Газовый поршень метнется назад, отбросит затворную раму в крайнее положение, затворная рама тоже вернется на свое место.
Выбрасыватель выхватит гильзу из патронника, и она вылетит через окно рамы и коробки.
Затворная рама ударит в амортизаторы, сожмет пружины, на мгновение остановится, а потом с нарастающей скоростью устремится вперед, чтобы повторить все с самого начала…
Выстрел!
Выстрел!
Выстрел!
Череда выстрелов, слившаяся в непрестанный грохот!..
Переводя дух, Саид Пашколь стоял у смолкшего пулемета.
Мальчишеская дрожь стихла, оставив по себе легкую слабость и сладкое ощущение удачи.
У него самого потерь не было, если не считать нелепую смерть второго номера одного из расчетов.
Так всегда. Коли человек не вовремя берется за патронную коробку и пускает зайчиков, раскрывая засаду, то даже если в этот раз все обойдется, все равно жди какого-нибудь дурного продолжения.
Несомненно, он заслуживал дисциплинарного взыскания.
Что сказать? Боец — глупец, сержант отважен — последнее деяние его жизни, как ни крути, оказалось храбрым и доблестным.
Саид оторвал взгляд от лежащих бок о бок мертвецов.
Взвинченные успехом и нелепой смертью товарища, моджахеды с визгом и воем, орудуя тесаками и прикладами, терзали и калечили вражеские тела.
Саиду не хотелось участвовать в том, что они делали. Да он и не смог бы, не уронив при этом своего достоинства: он командир.
Однако и останавливать их было не время. Через десять минут они успокоятся сами. Еще через пять он даст команду на отход.
Скомканная мешковина валялась возле остывающих пулеметов…
Возможно, они отрежут кому-то голову. Может быть, многим.
Наверное, если бы он тоже читал книгу Секста Юлия Фронтина, его туманная, не сформировавшаяся до конца мысль насчет того, что жестокость войны диктуется самой войной, не только стала бы отчетливой, но и нашла бы неоспоримые подтверждения.
Жестокость войны вечна. Так было. И так будет. Головы? — подумаешь. Чтобы сломить упорство и самоуверенность осажденным в Пренесте, Луций Сулла показывал им головы вождей. Арминий, предводитель германцев, тоже велел насадить на копья и поднести к неприятельскому валу головы убитых… А Домиций Корбулон, осаждая Тигранокерт, казнил Ваданда и, чтобы ужаснуть неприятеля, велел баллистой запулить свежую черепушку внутрь укреплений…
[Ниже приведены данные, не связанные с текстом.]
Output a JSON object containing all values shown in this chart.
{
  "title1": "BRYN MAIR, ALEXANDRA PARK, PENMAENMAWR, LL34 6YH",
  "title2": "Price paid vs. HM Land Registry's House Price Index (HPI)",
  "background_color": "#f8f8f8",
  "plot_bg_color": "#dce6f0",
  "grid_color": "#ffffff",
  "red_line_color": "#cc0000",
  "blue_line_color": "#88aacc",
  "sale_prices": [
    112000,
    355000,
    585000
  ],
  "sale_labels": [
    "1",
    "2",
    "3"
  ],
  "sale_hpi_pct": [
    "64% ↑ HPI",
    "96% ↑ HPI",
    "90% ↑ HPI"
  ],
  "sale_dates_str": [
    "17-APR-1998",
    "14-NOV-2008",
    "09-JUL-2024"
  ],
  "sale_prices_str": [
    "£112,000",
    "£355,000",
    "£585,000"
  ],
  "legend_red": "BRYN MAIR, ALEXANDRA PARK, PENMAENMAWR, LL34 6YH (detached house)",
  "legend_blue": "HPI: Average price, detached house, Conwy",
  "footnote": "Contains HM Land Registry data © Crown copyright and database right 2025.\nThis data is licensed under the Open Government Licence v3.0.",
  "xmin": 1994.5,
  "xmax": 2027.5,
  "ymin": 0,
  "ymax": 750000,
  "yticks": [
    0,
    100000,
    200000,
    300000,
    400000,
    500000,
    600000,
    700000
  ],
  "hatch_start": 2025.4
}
Неведомый Саиду Пашколю Секст Юлий Фронтин, сотканный из жаркого дымного воздуха, трепещущего над забрызганными кровью камнями, усмехался: а ты как думал?
Щурясь, Саид поднес ладонь ко лбу и еще раз оглядел котловину.
— Отходим! — приказал он.
Через десять минут бойцы небольшого отряда растворились в ущелье, унося с собой еще не остывшее железо.
КОТЛОВИНА
Много позже Артем обнаружил, что о тех двух днях помнит больше, чем мог бы видеть, даже если бы обрел способность находиться сразу всюду. Бессчетные обстоятельства произошедшего рисовались перед ним призрачными, часто бесцветными, но совершенно ясными картинами.
При этом память обходилась с ними иначе, чем со всем прочим своим имуществом: будто это был особый архив, что-то вроде закрытого гэбэшного спецхрана, куда доступ если и возможен, то лишь по очень особому разрешению, подтвержденному бумагой с синими печатями.
Будь его воля, он и вовсе закрыл бы двери этого мрачного заведения, навесил замки, забил косой доской — не знать, не помнить, забыть, пусть заживет, затянется: когда-нибудь проведешь ладонью по культе, а ничего нет — будто и не было.